1) Demo ≠ Product
Staged videos without a sandbox are meaningless. Ask for a trial with your data.
A flashy video demo is a great way to grab attention, but it's not a product. Many startups create highly polished, staged videos that showcase a product's full potential, but what you're seeing is often a crafted illusion. The real test is a hands-on experience. A legitimate company will be confident enough to let you test their product with your own data in a real-world environment. This isn't just about functionality; it's about seeing how the tool handles edge cases, deals with errors, and integrates into your existing workflow. A great follow-up question is, "Can you provide a sandboxed environment for me to try this with my own data, or at least a live, unscripted demo that I can interact with?"
2) “Our Own Model” (But It’s a Thin Wrapper)
It’s fine to use APIs; it’s not fine to misrepresent them. Ask about architecture and rate limits.
Building a large language model from scratch is a massive undertaking, requiring billions of dollars and years of research. So when a small startup claims to have "their own model," a healthy dose of suspicion is warranted.

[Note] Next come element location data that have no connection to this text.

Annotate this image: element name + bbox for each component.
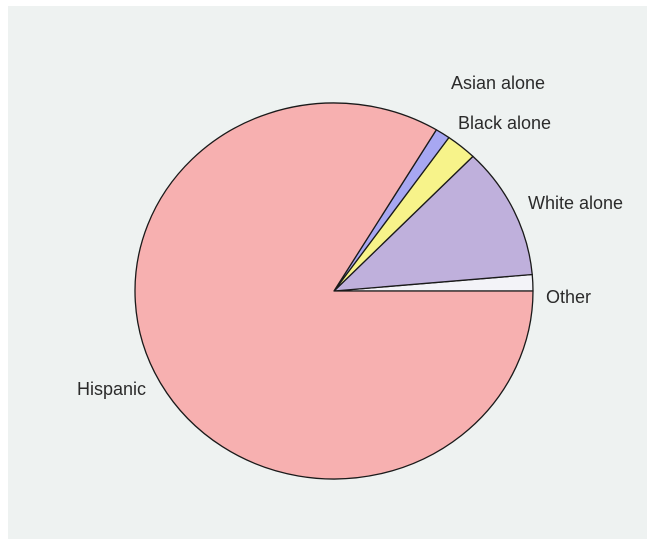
pie-labels: Other White alone Black alone Asian alone Hi… xyxy=(77,73,623,399)
pie-label-asian-alone: Asian alone xyxy=(451,73,545,93)
pie-label-hispanic: Hispanic xyxy=(77,379,146,399)
pie-label-black-alone: Black alone xyxy=(458,113,551,133)
pie-slice-white-alone xyxy=(333,155,533,292)
pie-label-white-alone: White alone xyxy=(528,193,623,213)
pie-slice-hispanic xyxy=(134,102,534,480)
pie-label-other: Other xyxy=(546,287,591,307)
pie-slices xyxy=(134,102,534,480)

More often than not, they are using a thin wrapper—a simple interface built on top of powerful, established APIs from companies like OpenAI, Google, or Anthropic. While using these APIs is a smart and efficient way to build a product, misrepresenting it as proprietary technology is deceptive. Don't be afraid to ask direct questions about their technical architecture. Inquire about the underlying models they use and what they have added on top to create unique value. This also helps you understand potential rate limits and long-term costs that are tied to their API usage.
3) Lifetime Deals on Heavy Compute
If costs are recurring, revenue must be too. Lifetime offers often collapse or throttle later.

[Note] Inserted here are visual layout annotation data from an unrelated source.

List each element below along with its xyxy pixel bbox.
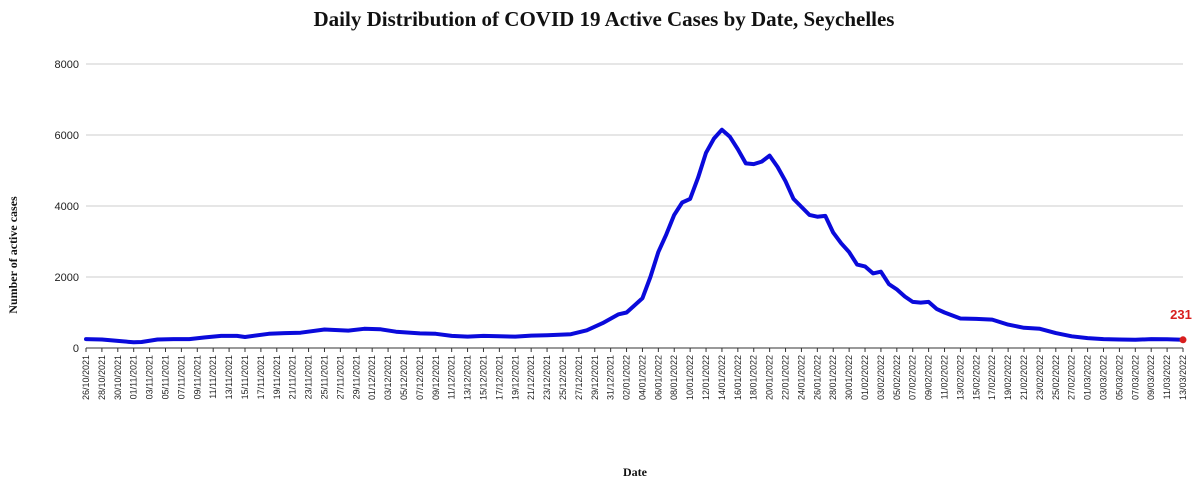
x-axis-title: Date [623, 465, 648, 479]
x-tick-label: 09/03/2022 [1146, 355, 1156, 400]
x-tick-label: 04/01/2022 [637, 355, 647, 400]
x-tick-label: 30/10/2021 [113, 355, 123, 400]
x-tick-label: 05/03/2022 [1114, 355, 1124, 400]
x-tick-label: 03/03/2022 [1099, 355, 1109, 400]
x-tick-label: 08/01/2022 [669, 355, 679, 400]
x-tick-label: 25/02/2022 [1051, 355, 1061, 400]
x-tick-label: 25/12/2021 [558, 355, 568, 400]
x-tick-label: 11/02/2022 [940, 355, 950, 399]
x-tick-label: 15/12/2021 [478, 355, 488, 400]
x-tick-label: 13/03/2022 [1178, 355, 1188, 400]
y-axis-title: Number of active cases [6, 196, 20, 314]
x-tick-label: 11/11/2021 [208, 355, 218, 399]
x-tick-label: 21/02/2022 [1019, 355, 1029, 400]
x-tick-label: 19/02/2022 [1003, 355, 1013, 400]
x-axis-ticks: 26/10/2021 28/10/2021 30/10/2021 01/11/2021… [81, 348, 1188, 400]
x-tick-label: 15/02/2022 [971, 355, 981, 400]
x-tick-label: 16/01/2022 [733, 355, 743, 400]
x-tick-label: 27/02/2022 [1067, 355, 1077, 400]
x-tick-label: 13/02/2022 [955, 355, 965, 400]
x-tick-label: 07/03/2022 [1130, 355, 1140, 400]
x-tick-label: 10/01/2022 [685, 355, 695, 400]
x-tick-label: 11/03/2022 [1162, 355, 1172, 399]
chart-title: Daily Distribution of COVID 19 Active Ca… [314, 7, 895, 31]
series-layer [86, 130, 1183, 343]
x-tick-label: 13/12/2021 [463, 355, 473, 400]
x-tick-label: 23/02/2022 [1035, 355, 1045, 400]
x-tick-label: 01/02/2022 [860, 355, 870, 400]
x-tick-label: 19/12/2021 [510, 355, 520, 400]
x-tick-label: 05/12/2021 [399, 355, 409, 400]
x-tick-label: 21/11/2021 [288, 355, 298, 399]
y-tick-label: 8000 [55, 59, 79, 71]
x-tick-label: 07/11/2021 [176, 355, 186, 399]
x-tick-label: 26/10/2021 [81, 355, 91, 400]
x-tick-label: 09/12/2021 [431, 355, 441, 400]
x-tick-label: 19/11/2021 [272, 355, 282, 399]
x-tick-label: 30/01/2022 [844, 355, 854, 400]
series-line [86, 130, 1183, 343]
y-tick-label: 6000 [55, 130, 79, 142]
x-tick-label: 20/01/2022 [765, 355, 775, 400]
x-tick-label: 25/11/2021 [319, 355, 329, 399]
x-tick-label: 23/12/2021 [542, 355, 552, 400]
x-tick-label: 24/01/2022 [796, 355, 806, 400]
x-tick-label: 13/11/2021 [224, 355, 234, 399]
x-tick-label: 18/01/2022 [749, 355, 759, 400]
x-tick-label: 26/01/2022 [812, 355, 822, 400]
x-tick-label: 22/01/2022 [781, 355, 791, 400]
x-tick-label: 21/12/2021 [526, 355, 536, 400]
y-axis-ticks: 0 2000 4000 6000 8000 [55, 59, 79, 355]
x-tick-label: 01/03/2022 [1083, 355, 1093, 400]
x-tick-label: 03/12/2021 [383, 355, 393, 400]
y-tick-label: 2000 [55, 272, 79, 284]
x-tick-label: 17/11/2021 [256, 355, 266, 399]
x-tick-label: 01/11/2021 [129, 355, 139, 399]
last-value-marker [1180, 336, 1187, 343]
x-tick-label: 27/11/2021 [335, 355, 345, 399]
last-value-label: 231 [1170, 307, 1192, 322]
x-tick-label: 29/12/2021 [590, 355, 600, 400]
x-tick-label: 17/12/2021 [494, 355, 504, 400]
x-tick-label: 31/12/2021 [606, 355, 616, 400]
x-tick-label: 03/02/2022 [876, 355, 886, 400]
x-tick-label: 09/11/2021 [192, 355, 202, 399]
x-tick-label: 12/01/2022 [701, 355, 711, 400]
x-tick-label: 01/12/2021 [367, 355, 377, 400]
x-tick-label: 23/11/2021 [304, 355, 314, 399]
x-tick-label: 05/11/2021 [160, 355, 170, 399]
x-tick-label: 11/12/2021 [447, 355, 457, 399]
x-tick-label: 17/02/2022 [987, 355, 997, 400]
x-tick-label: 29/11/2021 [351, 355, 361, 399]
x-tick-label: 14/01/2022 [717, 355, 727, 400]
x-tick-label: 05/02/2022 [892, 355, 902, 400]
y-tick-label: 0 [73, 343, 79, 355]
x-tick-label: 03/11/2021 [145, 355, 155, 399]
x-tick-label: 27/12/2021 [574, 355, 584, 400]
x-tick-label: 07/02/2022 [908, 355, 918, 400]
x-tick-label: 28/01/2022 [828, 355, 838, 400]
x-tick-label: 15/11/2021 [240, 355, 250, 399]
x-tick-label: 02/01/2022 [622, 355, 632, 400]
x-tick-label: 07/12/2021 [415, 355, 425, 400]
x-tick-label: 09/02/2022 [924, 355, 934, 400]
x-tick-label: 28/10/2021 [97, 355, 107, 400]
x-tick-label: 06/01/2022 [653, 355, 663, 400]
y-tick-label: 4000 [55, 201, 79, 213]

If an AI tool is doing something complex like generating images, running complex data analysis, or processing large amounts of text, it's using a lot of computing power. This heavy compute isn't free—it costs money on a per-use or subscription basis. When a company offers a "lifetime deal," it's a huge warning sign. It's a business model that is fundamentally unsustainable for products with recurring costs. These deals often lead to one of two outcomes: the company eventually collapses, leaving users with a broken tool, or they start to throttle and severely limit usage, making the "lifetime" access almost worthless. Sustainable businesses have recurring revenue to cover recurring costs.

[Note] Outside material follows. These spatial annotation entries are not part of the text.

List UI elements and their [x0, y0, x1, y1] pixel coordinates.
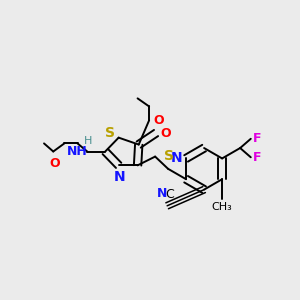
Text: F: F [253, 132, 262, 145]
Text: O: O [160, 127, 171, 140]
Text: N: N [157, 187, 167, 200]
Text: H: H [84, 136, 93, 146]
Text: C: C [165, 188, 174, 201]
Text: N: N [170, 152, 182, 165]
Text: O: O [49, 157, 60, 169]
Text: CH₃: CH₃ [212, 202, 232, 212]
Text: O: O [153, 114, 164, 127]
Text: N: N [113, 170, 125, 184]
Text: S: S [105, 126, 115, 140]
Text: S: S [164, 149, 174, 163]
Text: F: F [253, 151, 262, 164]
Text: NH: NH [67, 145, 87, 158]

4) No Customer Logos—Only Affiliates
Look for organic case studies and retained users, not just influencer threads.
Customer logos and organic case studies are the gold standard for social proof. They show that real people at real companies are finding value and are willing to stand behind the product. Be wary of startups whose marketing is dominated by affiliate links and paid influencer threads. While influencer marketing has its place, it's often more about generating quick sales than showcasing genuine, long-term user satisfaction. Do a little digging: search for independent reviews, look for the product on job boards (are companies hiring people to use this tool?), and see if you can find genuine testimonials from users who are not part of an affiliate program.
5) Science-y Jargon, No Measurable Outcomes
If they can’t define success metrics, you won’t either. Demand benchmarks or pilots.
A common tactic among unproven startups is to cloak a simple idea in complex, "science-y" jargon. They might talk about "proprietary neural nets," "advanced semantic clustering," or "generative pre-trained transformers" without ever explaining what the product actually does for you. Your job as a potential customer is to cut through the noise and demand measurable outcomes. If they can't clearly define how their tool will save you time, make you money, or solve a specific problem, they likely don't have a solution worth paying for. Ask for specific benchmarks or propose a small-scale pilot project with clear success metrics. If they can't agree to this, it's a sign they're not confident in their product's ability to deliver.